The Koreans have devised their own word, though it is spelt various ways in western script: baduk, badug, patuk, paduk.
In recent times, the Taiwanese businessman Ing Chang-ki created his own name, Goe, to distinguish his version of the rules from everyone else's. (The different rule sets have little impact on the game and normally only interest mathematicians.)
Go has also long been known by two whimsical names (Chinese/Japanese): Zuoyin/Zain (Sitting in the Shadows) and Shoutan/Shudan (Handtalk). They were coined by two Chinese in the 4th century at a time of a highly intellectual fashion called Pure Conversation.
Wang Zhonglang, a senior official in the court of the Eastern Jin Emperor, was a Buddhist who disliked the ostentation of Daoism. He coined the sober term Zuoyin.
The more showy Shoutan was coined by a Daoist priest who eccentrically kept horses and cranes. He was called Zhi Daolin.
The terms reached Japan very quickly and were widely used. There is a reference to Handtalk
as early as 875 in a court diary.
The diarist tells us he was given 10 kan of new money, sufficient for a stake at shudan.
Even to this day, the leading go computer program by Professor Chen Zhixing of
Zhongshan in China is known as Handtalk.
PERSONAL NAMES
Oriental names on this go site are all given in Oriental order: surname then personal name.

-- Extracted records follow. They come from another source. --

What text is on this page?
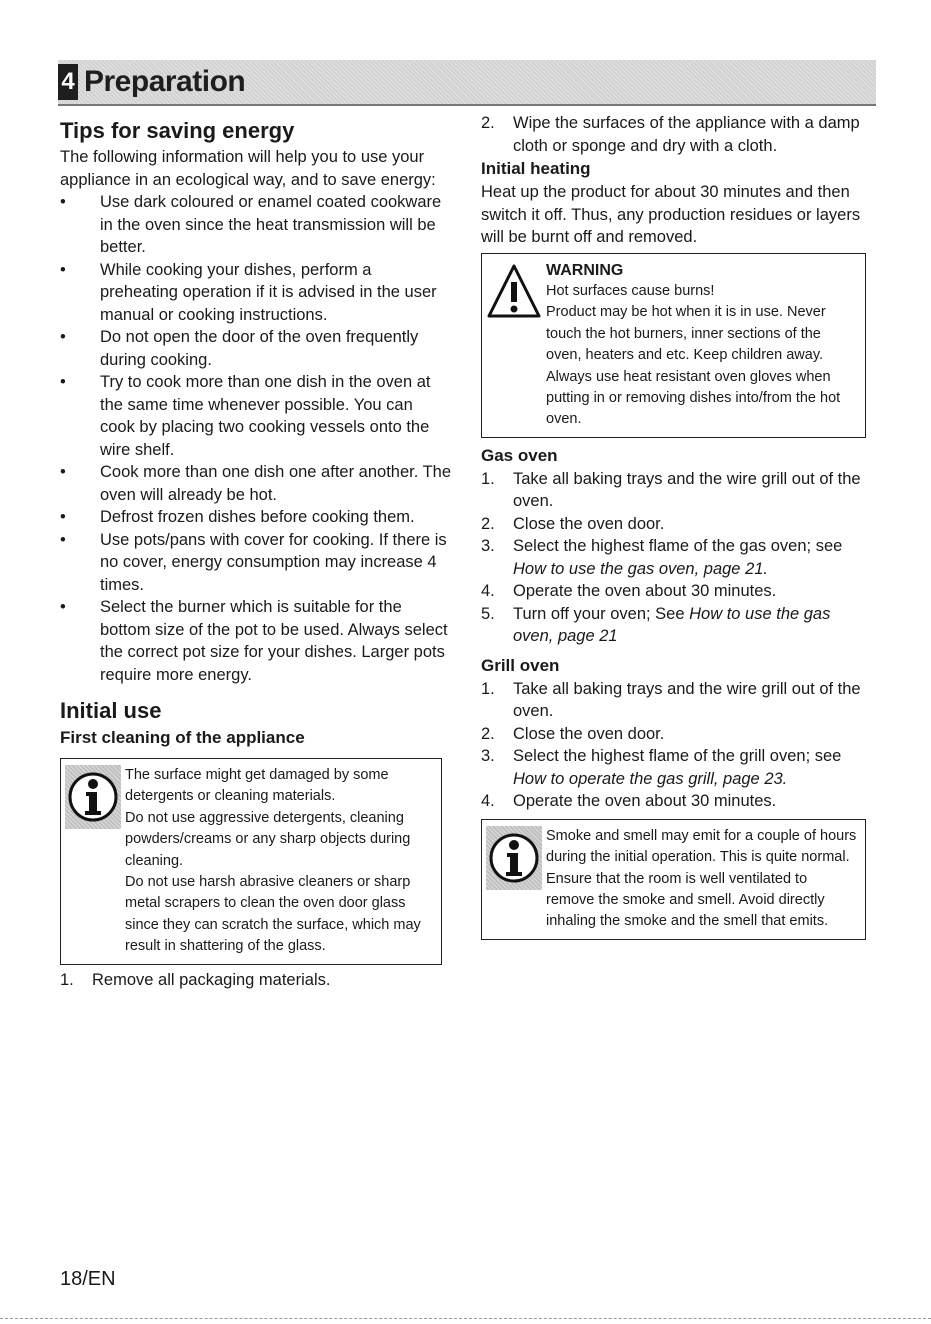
4 Preparation
Tips for saving energy

The following information will help you to use your appliance in an ecological way, and to save energy:

• Use dark coloured or enamel coated cookware in the oven since the heat transmission will be better.
• While cooking your dishes, perform a preheating operation if it is advised in the user manual or cooking instructions.
• Do not open the door of the oven frequently during cooking.
• Try to cook more than one dish in the oven at the same time whenever possible. You can cook by placing two cooking vessels onto the wire shelf.
• Cook more than one dish one after another. The oven will already be hot.
• Defrost frozen dishes before cooking them.
• Use pots/pans with cover for cooking. If there is no cover, energy consumption may increase 4 times.
• Select the burner which is suitable for the bottom size of the pot to be used. Always select the correct pot size for your dishes. Larger pots require more energy.
Initial use
First cleaning of the appliance

The surface might get damaged by some detergents or cleaning materials.

Do not use aggressive detergents, cleaning powders/creams or any sharp objects during cleaning.

Do not use harsh abrasive cleaners or sharp metal scrapers to clean the oven door glass since they can scratch the surface, which may result in shattering of the glass.

1. Remove all packaging materials.
2. Wipe the surfaces of the appliance with a damp cloth or sponge and dry with a cloth.
Initial heating

Heat up the product for about 30 minutes and then switch it off. Thus, any production residues or layers will be burnt off and removed.

WARNING

Hot surfaces cause burns!

Product may be hot when it is in use. Never touch the hot burners, inner sections of the oven, heaters and etc. Keep children away. Always use heat resistant oven gloves when putting in or removing dishes into/from the hot oven.

Gas oven
1. Take all baking trays and the wire grill out of the oven.
2. Close the oven door.
3. Select the highest flame of the gas oven; see How to use the gas oven, page 21.
4. Operate the oven about 30 minutes.
5. Turn off your oven; See How to use the gas oven, page 21
Grill oven
1. Take all baking trays and the wire grill out of the oven.
2. Close the oven door.
3. Select the highest flame of the grill oven; see How to operate the gas grill, page 23.
4. Operate the oven about 30 minutes.

Smoke and smell may emit for a couple of hours during the initial operation. This is quite normal. Ensure that the room is well ventilated to remove the smoke and smell. Avoid directly inhaling the smoke and the smell that emits.

18/EN
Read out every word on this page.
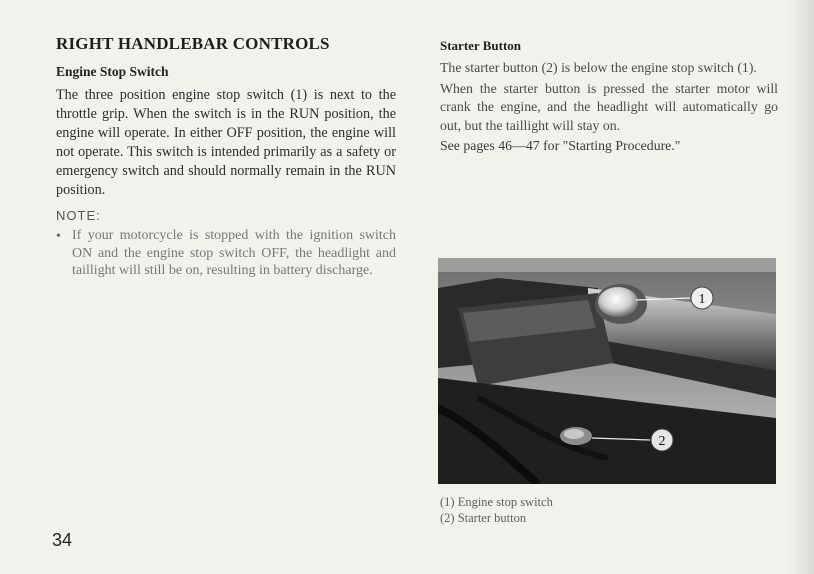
RIGHT HANDLEBAR CONTROLS
Engine Stop Switch

The three position engine stop switch (1) is next to the throttle grip. When the switch is in the RUN position, the engine will operate. In either OFF position, the engine will not operate. This switch is intended primarily as a safety or emergency switch and should normally remain in the RUN position.

NOTE:
• If your motorcycle is stopped with the ignition switch ON and the engine stop switch OFF, the headlight and taillight will still be on, resulting in battery discharge.

Starter Button

The starter button (2) is below the engine stop switch (1).

When the starter button is pressed the starter motor will crank the engine, and the headlight will automatically go out, but the taillight will stay on.

See pages 46—47 for "Starting Procedure."

1
2
(1) Engine stop switch
(2) Starter button
34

In general we use the language of the country where a player is permanently resident.
Japanese surnames tend to look longer than Chinese or Korean, so are usually easy
to spot (e.g. Kobayashi Koichi). There are some which are Japanese renderings of
names from the other countries and these look short. E.g. O Rissei is Chinese
Wang Licheng and Ryu Shikun is Korean Yu Si-hun.
Chinese names are in pinyin, and we follow the official style of writing the
two-character names as one word (e.g. Liu Xiaoguang, not Liu Xiao Guang).

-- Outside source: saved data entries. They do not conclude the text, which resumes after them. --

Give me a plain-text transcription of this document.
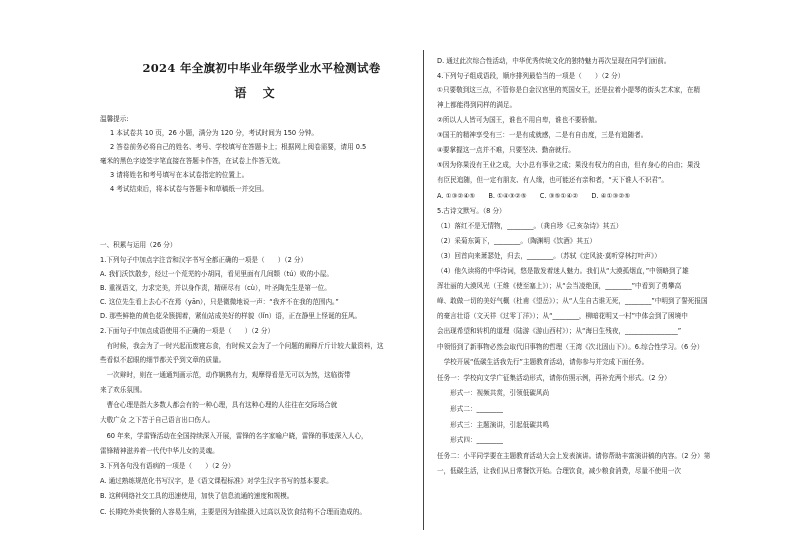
2024 年全旗初中毕业年级学业水平检测试卷
语 文
温馨提示:
1 本试卷共 10 页，26 小题，满分为 120 分，考试时间为 150 分钟。
2 答卷前务必将自己的姓名、考号、学校填写在答题卡上；根据网上阅卷需要，请用 0.5
毫米的黑色字迹签字笔直接在答题卡作答，在试卷上作答无效。
3 请将姓名和考号填写在本试卷指定的位置上。
4 考试结束后，将本试卷与答题卡和草稿纸一并交回。
一、积累与运用（26 分）
1.下列句子中加点字注音和汉字书写全都正确的一项是（　　）（2 分）
A. 我们沃饮散步，经过一个荒芜的小胡同，看见里面有几间颓（tú）败的小屋。
B. 重视语文，力求完美，并以身作责，精研尽有（cù），叶圣陶先生是第一位。
C. 这位先生看上去心不在焉（yān），只是微微地说一声：“我齐不在我的范围内。”
D. 那些鲜艳的黄色花朵簇拥着，紧仙站成美好的样貌（lǐn）语，正在静里上怪诞的狂风。
2.下面句子中加点成语使用不正确的一项是（　　）（2 分）
　有时候，我会为了一时兴起而废寝忘食，有时候又会为了一个问题的阐释斤斤计较大量资料，这
些看似不起眼的细节都关乎到文章的质量。
　一次辩时，则在一通通判画示范，动作娴熟有力，观摩得看是无可以为然，这临街带
来了欢乐氛围。
　曹仓心理是指大多数人都会有的一种心理，具有这种心理的人往往在交际场合就
大敬广众 之下苦于自己语言出口伤人。
　60 年来，学雷锋活动在全国持续深入开展，雷锋的名字家喻户晓，雷锋的事迹深入人心，
雷锋精神滋养着一代代中华儿女的灵魂。
3.下列各句没有语病的一项是（　　）（2 分）
A. 通过熟练规范化书写汉字，是《语文课程标准》对学生汉字书写的基本要求。
B. 这种网络社交工具的迅速使用，加快了信息流通的速度和规模。
C. 长期吃外卖快餐的人容易生病，主要是因为油盐摄入过高以及饮食结构不合理而造成的。
D. 通过此次综合性活动，中华优秀传统文化的独特魅力再次呈现在同学们面前。
4.下列句子组成语段，顺序排列最恰当的一项是（　　）（2 分）
①只要敬到这三点，不管你是白金汉宫里的英国女王，还是拉着小提琴的街头艺术家，在精
神上都能得到同样的满足。
②所以人人皆可为国王，谁也不用自卑，谁也不要骄傲。
③国王的精神享受有三：一是有成就感，二是有自由度，三是有追随者。
④要掌握这一点并不难，只要坚决、勤奋就行。
⑤因为你果没有王业之成，大小总有事业之成；果没有权力的自由，但有身心的自由；果没
有臣民追随，但一定有朋友、有人缘，也可能还有亲和者，“天下谁人不识君”。
A. ①③②④⑤　　B. ①④③②⑤　　C. ③⑤①④②　　D. ④①③②⑤
5.古诗文默写。（8 分）
（1）落红不是无情物，________。（龚自珍《己亥杂诗》其五）
（2）采菊东篱下，________。（陶渊明《饮酒》其五）
（3）回首向来萧瑟处，归去，________。（苏轼《定风波·莫听穿林打叶声》）
（4）他久读将的中华诗词，悠是散发着迷人魅力。我们从“大漠孤烟直，”中领略到了雄
浑壮丽的大漠风光（王维《使至塞上》）；从“会当凌绝顶，________”中看到了勇攀高
峰、敢做一切的美好气概（杜甫《望岳》）；从“人生自古谁无死，________”中明到了誓死报国
的豪言壮语（文天祥《过零丁洋》）；从“________，柳暗花明又一村”中体会到了困境中
会出现希望和转机的道理（陆游《游山西村》）；从“海日生残夜，________________”
中领悟到了新事物必然会取代旧事物的哲理（王湾《次北固山下》）。6.综合性学习。（6 分）
　学校开展“低碳生活我先行”主题教育活动，请你参与并完成下面任务。
任务一：学校向文学广征集活动形式，请你仿照示例，再补充两个形式。（2 分）
　　形式一：视频共赏，引领低碳风尚
　　形式二：________
　　形式三：主题演讲，引起低碳共鸣
　　形式四：________
任务二：小平同学要在主题教育活动大会上发表演讲。请你帮助丰富演讲稿的内容。（2 分）第
一，低碳生活，让我们从日常餐饮开始。合理饮食，减少粮食消费，尽量不使用一次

Taiwanese players sometimes use the Wade-Giles romanisation, but we do not.
Korean names have yet to be standardised. The Korean government has promulgated
two official systems, but most Koreans ignore both. Few Koreans adopt any kind of
consistency. The result is that the same name can be written in a variety of ways
(Kim and Gim; Yi, I, Lee, Li, Lie, Leigh, Ri, Rhi, Rhie, Rhee; Cheong, Chung, Djong,
Jeong, Jung, Tschong, Zong; Yu, Lew, Liu, Lyu, Ryu, Yoo, You
are just four examples common in go).
The solution adopted here is to use one of the official systems, McCune-Reischauer
transcription, which is also used by scholars in the west. It has the merit that it is
possible to transcribe back into hangul (Korean script), and the recommended use of the
hyphen in personal names gives us a quick way to distinguish Korean names from Chinese.
However, the limitations of ascii text mean that we cannot reproduce the circumflex
sometimes required over letters o and u. The standard way round this is to use a
prefixed e, which is why the name of the capital is usually written Seoul.
Further small modification have been added for Korean tournament names and some
company names. Where companies have a romanised name widely known in the west,
this has been retained (e.g. Samsung for Sam-seong and Daewoo for Tae-u).
Since
some of these names occur in tournament titles, for consistency all tournament
names are written without hyphens and the necessary internal sound changes made
(though McCune-Reischauer is still used).
In the case of historical names, it is normal for Japanese players to be referred
to be their second names. Most belonged to hereditary schools and adopted the school's
name as a surname, which means distinguishing between them could be a problem. We
normally write Shusai for Honinbo XXI or Honinbo Shusai.
Very many historical personages in the Orient can be found with a variety of names.
Surnames often changed in Japan because of adoption, and personal names in all
countries were often replaced by allusive style names or studio names. We will
try to be consistent and give cross references.
Full details of all go names, and biographies, can be found in "Dictionary of Go
Names" by John Fairbairn (London 1998). It is currently out of print but several
go associations have library copies.